Por Everardo Maciel
São recorrentes as queixas contra a complexidade do sistema tributário, sem que se discuta a complexidade dos fatos econômicos e jurídicos que a informam.
Uma queixa frequente é o número de tributos, o que pretexta propostas de fusão, como a do Imposto de Renda das Pessoas Jurídicas (IRPJ) com a Contribuição Social sobre o Lucro Líquido (CSLL) ou a do PIS com a Cofins.
As legislações do IRPJ e da CSLL, tanto quanto as do PIS e da Cofins, são praticamente iguais, não sendo razoável apontar como complexidade a emissão de documentos de arrecadação por um programa de computador.
A distinção se dá no campo das destinações, envolvendo a partilha de receitas com Estados e Municípios e a vinculação a orçamentos específicos, como o da seguridade social ou do seguro-desemprego.
As simplórias propostas de fusão implicam conflitos no âmbito do federalismo fiscal e do financiamento das políticas sociais, matérias de elevada sensibilidade política. Isso em nada afeta as obrigações dos contribuintes.
Outra queixa é contra a complexidade das legislações. Tomemos como exemplo preços de transferência.
Em comparação com outros países, notadamente os que orbitam na zona de influência da OCDE, Brasil tem a mais pragmática e simples legislação sobre preços de transferência. Ainda assim, ela só é acessível aos especialistas.
Preços de transferência, entretanto, constituem tema da mais elevada importância em um mundo globalizado. Demandam, por isso mesmo, disciplinamento.
Sem lugar a dúvidas, há conceitos na legislação tributária brasileira que reclamam aperfeiçoamento, a exemplo de receita bruta, indenização, substituição tributária, responsabilidade dos sócios, planejamento tributário abusivo, etc.
Esse aperfeiçoamento se resolve com a edição de novas normas, precedida por uma percuciente discussão das deficiências conceituais.
A essas deficiências juntam-se peculiares controvérsias, como a relativa à pejotização.
Se existe alguma impropriedade na constituição de pessoas jurídicas, que sejam revistas as regras tributárias e societárias aplicáveis.
Clareza das normas é um dever do Estado que se deduz do princípio constitucional da moralidade administrativa. O que não cabe é ficar maldizendo o fenômeno sem examinar sua pertinência ou apontar soluções.
Há, todavia, uma agenda oculta nas críticas à pejotização. Trata-se da potencial arrecadação da contribuição sindical de pessoas físicas que financiava os sindicatos.
Com a reforma trabalhista, é muito provável que diminua a pressão; com a indispensável reforma previdenciária seguramente desaparecerá.
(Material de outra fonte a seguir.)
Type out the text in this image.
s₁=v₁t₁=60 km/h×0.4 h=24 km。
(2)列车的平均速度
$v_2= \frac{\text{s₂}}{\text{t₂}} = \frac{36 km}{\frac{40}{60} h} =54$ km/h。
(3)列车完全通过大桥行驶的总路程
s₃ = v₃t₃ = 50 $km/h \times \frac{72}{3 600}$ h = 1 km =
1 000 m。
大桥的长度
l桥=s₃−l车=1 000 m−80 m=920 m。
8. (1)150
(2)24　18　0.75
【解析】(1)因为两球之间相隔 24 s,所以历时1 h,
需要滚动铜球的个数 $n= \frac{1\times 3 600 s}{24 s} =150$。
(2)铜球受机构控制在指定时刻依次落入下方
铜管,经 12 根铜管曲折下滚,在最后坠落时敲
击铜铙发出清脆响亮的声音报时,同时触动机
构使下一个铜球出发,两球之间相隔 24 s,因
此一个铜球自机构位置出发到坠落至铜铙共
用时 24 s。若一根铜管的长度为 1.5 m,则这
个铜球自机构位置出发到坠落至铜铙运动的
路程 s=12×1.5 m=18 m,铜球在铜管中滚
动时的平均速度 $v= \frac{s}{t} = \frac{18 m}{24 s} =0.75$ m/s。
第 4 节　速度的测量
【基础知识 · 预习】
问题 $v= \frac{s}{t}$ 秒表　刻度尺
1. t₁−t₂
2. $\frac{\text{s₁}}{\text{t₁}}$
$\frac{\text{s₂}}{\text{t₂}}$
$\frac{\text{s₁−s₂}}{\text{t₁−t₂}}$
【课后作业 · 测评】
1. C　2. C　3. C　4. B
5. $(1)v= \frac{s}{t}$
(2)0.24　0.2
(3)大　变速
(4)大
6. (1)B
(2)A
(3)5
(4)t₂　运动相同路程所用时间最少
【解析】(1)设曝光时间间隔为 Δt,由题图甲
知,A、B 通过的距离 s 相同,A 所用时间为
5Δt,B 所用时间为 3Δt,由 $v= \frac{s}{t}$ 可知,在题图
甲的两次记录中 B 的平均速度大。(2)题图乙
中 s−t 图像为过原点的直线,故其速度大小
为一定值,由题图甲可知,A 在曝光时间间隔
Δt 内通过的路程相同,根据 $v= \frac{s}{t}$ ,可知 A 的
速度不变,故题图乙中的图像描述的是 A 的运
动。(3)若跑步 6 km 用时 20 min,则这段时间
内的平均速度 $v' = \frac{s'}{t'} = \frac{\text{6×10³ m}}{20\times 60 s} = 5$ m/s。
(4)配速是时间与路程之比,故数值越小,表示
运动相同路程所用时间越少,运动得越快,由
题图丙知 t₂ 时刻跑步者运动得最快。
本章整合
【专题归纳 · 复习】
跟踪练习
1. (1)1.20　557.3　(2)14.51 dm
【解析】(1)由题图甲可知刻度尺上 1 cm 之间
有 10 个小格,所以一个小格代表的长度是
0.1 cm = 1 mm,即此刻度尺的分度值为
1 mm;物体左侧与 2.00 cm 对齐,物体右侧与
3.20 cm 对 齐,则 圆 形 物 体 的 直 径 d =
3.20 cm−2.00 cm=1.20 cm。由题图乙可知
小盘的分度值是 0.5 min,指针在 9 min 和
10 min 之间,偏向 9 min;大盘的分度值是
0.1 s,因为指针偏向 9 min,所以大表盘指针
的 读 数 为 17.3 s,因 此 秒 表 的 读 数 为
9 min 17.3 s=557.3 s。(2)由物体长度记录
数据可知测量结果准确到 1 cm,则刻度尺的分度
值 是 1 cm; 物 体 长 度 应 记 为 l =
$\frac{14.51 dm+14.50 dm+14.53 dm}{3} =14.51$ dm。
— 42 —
Poucos percebem que a presumida complexidade está, sobretudo, no anacrônico processo tributário, que sequer dispõe de normas gerais.
O anacronismo se revela na falta de integração entre os processos administrativos e judiciais, na delicada compatibilização entre o sistema tributário constitucional e o controle difuso de constitucionalidade, e na execução judicial da dívida ativa.
São temas que exigem uma acurada reflexão por parte de especialistas, o que contrasta com nossa histórica indisposição de examinar minuciosamente os problemas. É mais fácil e charmoso propor novos modelos tributários com mágicas soluções.
Subscrevo o que disse, em 2017 no seminário “Fronteiras do Pensamento”, escritor israelita Amós Oz, recém-falecido: “… Penso que a nova tentação do demônio, nos dias de hoje, é o simplismo…Não acredito em salvação e sim em soluções concretas passo a passo”.
A complexidade também reside no malfadado burocratismo tributário, cuja remoção enfrentará grandes obstáculos, fundados em dissimulados exercícios de poder.
Reformas devem ser concebidas a partir de problemas e não de proclamações principistas.
Como assinalou o economista Gustavo Franco (Correio Braziliense, 18.12.17): “a primeira reforma é transformar a ideia de reforma em rotina. O governo deve promover dinamismo e inovação todas as horas do dia, e não episodicamente em “reformas” que supostamente “encerram” os problemas”.